An under-appreciated aspect of this type of research is the hugely demanding field-work requirements. Over the course of the 3-year study, over 10,000 prairie dog individuals were captured and recaptured; over 10,000 pools of fleas were tested for Y. pestis. These data fail to represent the actual field conditions: carrying vast numbers of heavy traps across wind-blown, sunburnt, cactus-infested landscape filled with prairie dog holes, lurking rattlesnakes and black-widow spiders. Interpretations of disease ecology research on wild populations must always be cognizant of the logistic demands and efforts involved, which have implications for our state of knowledge, e.g., do surveillance efforts for disease outbreaks really encompass the time, space and numbers required for the full picture to emerge?

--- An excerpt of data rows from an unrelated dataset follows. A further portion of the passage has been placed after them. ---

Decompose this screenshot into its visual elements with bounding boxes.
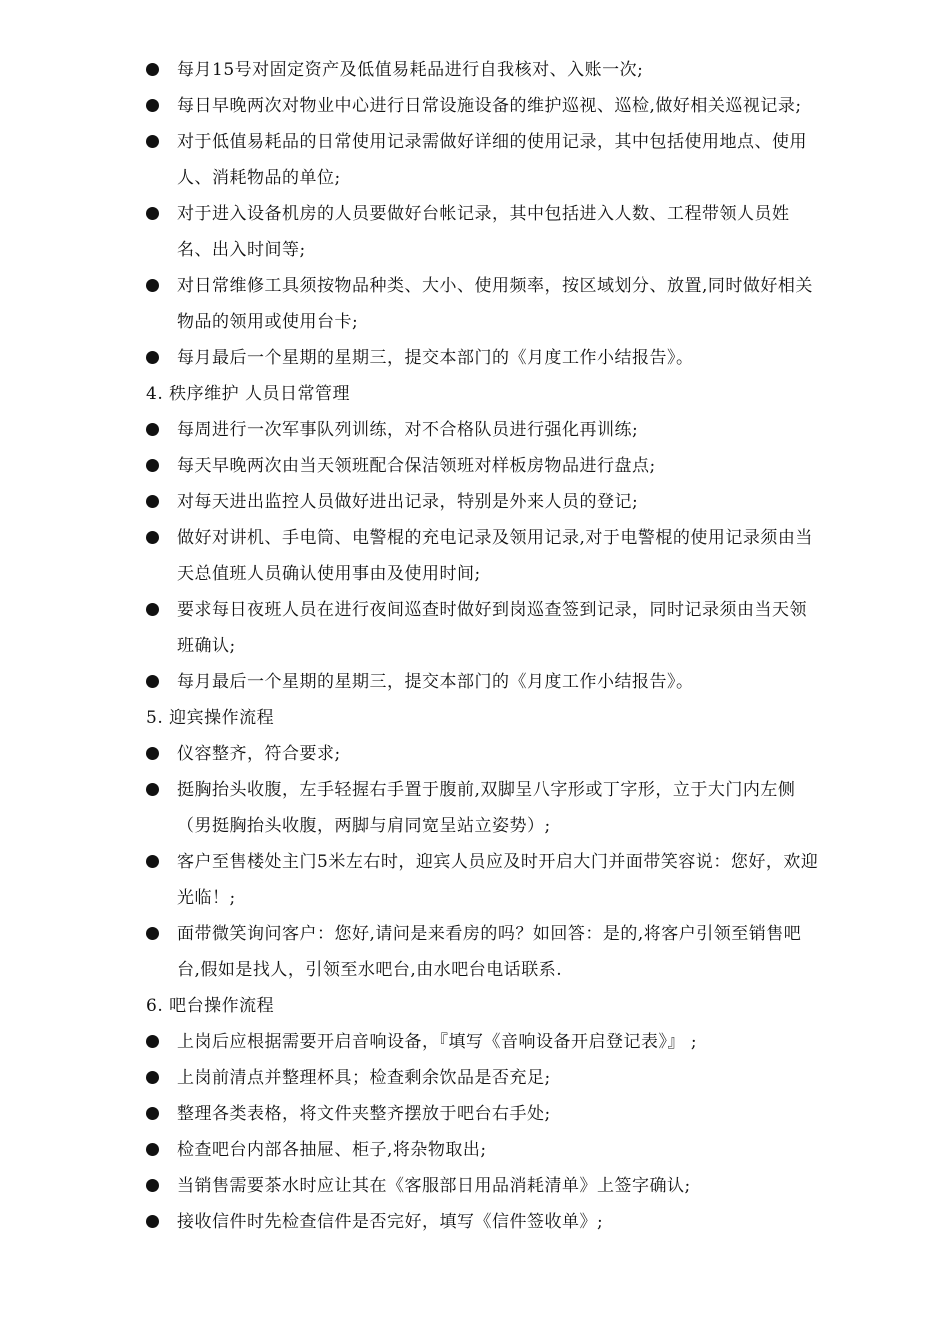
bullet-list-item [0, 772, 950, 844]
bullet-list-item [0, 196, 950, 268]
bullet-dot-icon [146, 1179, 159, 1192]
bullet-list-item [0, 448, 950, 484]
bullet-text: 对于进入设备机房的人员要做好台帐记录，其中包括进入人数、工程带领人员姓名、出入时间等; [177, 204, 790, 260]
bullet-list-item [0, 268, 950, 340]
bullet-text: 整理各类表格，将文件夹整齐摆放于吧台右手处; [177, 1104, 551, 1124]
bullet-text: 对每天进出监控人员做好进出记录，特别是外来人员的登记; [177, 492, 639, 512]
bullet-list-item [0, 736, 950, 772]
bullet-dot-icon [146, 603, 159, 616]
bullet-text: 每天早晚两次由当天领班配合保洁领班对样板房物品进行盘点; [177, 456, 656, 476]
section-heading: 6. 吧台操作流程 [146, 996, 275, 1016]
bullet-list-item [0, 1204, 950, 1240]
bullet-dot-icon [146, 423, 159, 436]
bullet-dot-icon [146, 495, 159, 508]
bullet-text: 上岗前清点并整理杯具；检查剩余饮品是否充足; [177, 1068, 551, 1088]
bullet-text: 上岗后应根据需要开启音响设备，『填写《音响设备开启登记表》』 ; [177, 1032, 698, 1052]
bullet-list-item [0, 844, 950, 916]
bullet-list-item [0, 1168, 950, 1204]
bullet-dot-icon [146, 279, 159, 292]
bullet-list-item [0, 1024, 950, 1060]
bullet-list-item [0, 88, 950, 124]
bullet-list-item [0, 52, 950, 88]
bullet-text: 要求每日夜班人员在进行夜间巡查时做好到岗巡查签到记录，同时记录须由当天领班确认; [177, 600, 807, 656]
bullet-list-item [0, 340, 950, 376]
bullet-dot-icon [146, 99, 159, 112]
bullet-list-item [0, 592, 950, 664]
bullet-dot-icon [146, 207, 159, 220]
bullet-list-item [0, 124, 950, 196]
bullet-dot-icon [146, 63, 159, 76]
bullet-text: 仪容整齐，符合要求; [177, 744, 341, 764]
bullet-dot-icon [146, 1107, 159, 1120]
bullet-list-item [0, 520, 950, 592]
bullet-text: 每月最后一个星期的星期三，提交本部门的《月度工作小结报告》。 [177, 672, 694, 692]
bullet-text: 面带微笑询问客户：您好,请问是来看房的吗？如回答：是的,将客户引领至销售吧台,假如是找人，引领至水吧台,由水吧台电话联系. [177, 924, 802, 980]
bullet-dot-icon [146, 747, 159, 760]
bullet-list-item [0, 1132, 950, 1168]
document-page [0, 52, 950, 1240]
bullet-dot-icon [146, 675, 159, 688]
section-heading: 4. 秩序维护 人员日常管理 [146, 384, 351, 404]
bullet-list-item [0, 916, 950, 988]
bullet-list-item [0, 664, 950, 700]
bullet-dot-icon [146, 1035, 159, 1048]
bullet-dot-icon [146, 927, 159, 940]
bullet-dot-icon [146, 531, 159, 544]
bullet-list-item [0, 484, 950, 520]
section-heading: 5. 迎宾操作流程 [146, 708, 275, 728]
bullet-text: 做好对讲机、手电筒、电警棍的充电记录及领用记录,对于电警棍的使用记录须由当天总值班人员确认使用事由及使用时间; [177, 528, 813, 584]
bullet-text: 检查吧台内部各抽屉、柜子,将杂物取出; [177, 1140, 487, 1160]
bullet-dot-icon [146, 1143, 159, 1156]
bullet-text: 每周进行一次军事队列训练，对不合格队员进行强化再训练; [177, 420, 639, 440]
bullet-dot-icon [146, 1071, 159, 1084]
bullet-list-item [0, 412, 950, 448]
bullet-text: 接收信件时先检查信件是否完好，填写《信件签收单》; [177, 1212, 604, 1232]
bullet-dot-icon [146, 855, 159, 868]
bullet-text: 对日常维修工具须按物品种类、大小、使用频率，按区域划分、放置,同时做好相关物品的领用或使用台卡; [177, 276, 813, 332]
bullet-text: 对于低值易耗品的日常使用记录需做好详细的使用记录，其中包括使用地点、使用人、消耗物品的单位; [177, 132, 807, 188]
document-body [0, 52, 950, 1240]
bullet-dot-icon [146, 459, 159, 472]
bullet-text: 每月最后一个星期的星期三，提交本部门的《月度工作小结报告》。 [177, 348, 694, 368]
bullet-text: 客户至售楼处主门5米左右时，迎宾人员应及时开启大门并面带笑容说：您好，欢迎光临！; [177, 852, 819, 908]
bullet-dot-icon [146, 135, 159, 148]
bullet-dot-icon [146, 1215, 159, 1228]
bullet-text: 每月15号对固定资产及低值易耗品进行自我核对、入账一次; [177, 60, 644, 80]
bullet-dot-icon [146, 783, 159, 796]
bullet-text: 当销售需要茶水时应让其在《客服部日用品消耗清单》上签字确认; [177, 1176, 691, 1196]
bullet-text: 每日早晚两次对物业中心进行日常设施设备的维护巡视、巡检,做好相关巡视记录; [177, 96, 802, 116]
bullet-dot-icon [146, 351, 159, 364]
bullet-text: 挺胸抬头收腹，左手轻握右手置于腹前,双脚呈八字形或丁字形，立于大门内左侧（男挺胸抬头收腹，两脚与肩同宽呈站立姿势）; [177, 780, 796, 836]
bullet-list-item [0, 1096, 950, 1132]
bullet-list-item [0, 1060, 950, 1096]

Furthermore, plague outbreaks are often regarded as sporadic and unpredictable, and thus it requires a certain amount of luck to be able to compare management options in actual circumstances of plague. The researchers incorporated this element of happenstance by designing their surveillance at a grand scale (i.e., the seven states, and 29 study sites). Interestingly, plague activity was observed or suspected in 12/26 paired plots (Rocke et al. 2017), and across all of the insecticide/vaccine blocks in northern Colorado (Tripp et al. 2017). This prompts the hypothesis that perhaps plague activity is not as sporadic as commonly thought; active field-based surveillance will continue to provide data on the spatiotemporal aspects of plague ecology and transmission.

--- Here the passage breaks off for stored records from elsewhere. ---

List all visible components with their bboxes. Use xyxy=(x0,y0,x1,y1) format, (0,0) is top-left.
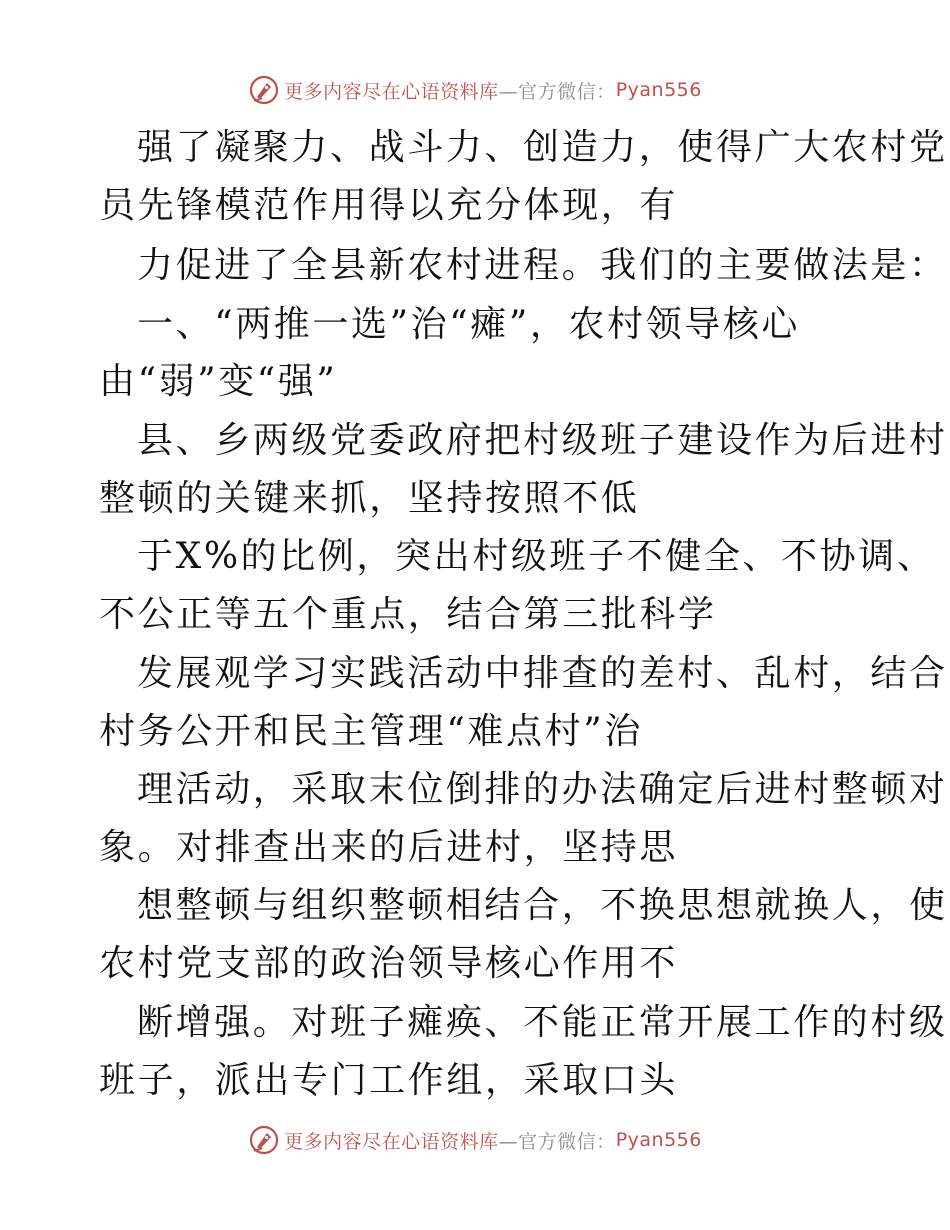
watermark-separator: —官方微信： xyxy=(498,1130,616,1153)
body-line: 想整顿与组织整顿相结合，不换思想就换人，使 xyxy=(137,885,948,926)
body-line: 班子，派出专门工作组，采取口头 xyxy=(99,1060,679,1101)
section-heading-cont: 由“弱”变“强” xyxy=(99,361,338,402)
body-line: 县、乡两级党委政府把村级班子建设作为后进村 xyxy=(137,420,948,461)
body-line: 员先锋模范作用得以充分体现，有 xyxy=(99,185,679,226)
body-line: 断增强。对班子瘫痪、不能正常开展工作的村级 xyxy=(137,1002,948,1043)
body-line: 发展观学习实践活动中排查的差村、乱村，结合 xyxy=(137,653,948,694)
body-line: 于X%的比例，突出村级班子不健全、不协调、 xyxy=(137,536,936,577)
watermark-wechat-id: Pyan556 xyxy=(615,79,702,101)
body-line: 村务公开和民主管理“难点村”治 xyxy=(99,711,643,752)
pen-nib-logo-icon xyxy=(248,1124,280,1156)
watermark-text: 更多内容尽在心语资料库 xyxy=(284,80,499,103)
body-line: 力促进了全县新农村进程。我们的主要做法是： xyxy=(137,245,948,286)
section-heading: 一、“两推一选”治“瘫”，农村领导核心 xyxy=(137,304,801,345)
body-line: 强了凝聚力、战斗力、创造力，使得广大农村党 xyxy=(137,127,948,168)
body-line: 理活动，采取末位倒排的办法确定后进村整顿对 xyxy=(137,769,948,810)
watermark-separator: —官方微信： xyxy=(498,80,616,103)
body-line: 整顿的关键来抓，坚持按照不低 xyxy=(99,478,640,519)
body-line: 不公正等五个重点，结合第三批科学 xyxy=(99,594,717,635)
body-line: 象。对排查出来的后进村，坚持思 xyxy=(99,827,679,868)
watermark-text: 更多内容尽在心语资料库 xyxy=(284,1130,499,1153)
watermark-wechat-id: Pyan556 xyxy=(615,1129,702,1151)
footer-watermark xyxy=(0,1120,950,1160)
body-line: 农村党支部的政治领导核心作用不 xyxy=(99,943,679,984)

When Y. pestis does become active in prairie dog colonies, it does so with little deference to carefully designed monitoring experiments. Thus, plague occurred on some of the sites before Tripp et al. (2017) could properly measure survival in one particular triplicate. As Tripp et al. (2017) comment: “Plague’s emergence … preceded or coincided with the beginning of our study, confounding survival analyses.” This echoes the sentiments of the mammalogist Robert Burns, who wrote in 1785: “the best-laid plans of mice and men often go awry” (actually he wrote “The best laid schemes o’ mice an’ men/Gang aft a-gley.”). Disease ecologists strive to understand the emergence and spread of wildlife and zoonotic pathogens, but it is worth remembering that field-work can be messy and unpredictable, even while Pasteur’s old saw “Chance favors the prepared mind” holds true.

Implications

The research by Rocke et al. (2017) and Tripp et al. (2017) examining the potential for intervention in plague transmission dynamics to enable prairie dog population sustainability, stability and recovery is heartening. However, key questions still remain. Can this management option actually succeed in increasing ferret survival and resilience at reintroduction sites? How long does immunization from the sylvatic plague vaccine last in wild populations, and how often must the oral bait vaccine be applied to protect the prairie dog populations? And is the scale that is required to dampen plague transmission at a landscape level achievable for management purposes given logistical and financial constraints (Corro et al. 2017)? Nevertheless, this research can act as a model study for other efforts that are attempting to intervene in wildlife disease transmission cycles by developing oral bait application programs, e.g., European badgers (Meles meles) and bovine TB (Mycobacterium bovis) (Gormely et al. 2017; Gowtage et al. 2017), as well as to allow insight by comparing the idiosyncrasies of different pathogen systems, e.g., the rabies virus and endangered Ethiopian wolves (Canis simensis) (Sillero-Zubiri et al. Sillero-Zubri et al. 2016).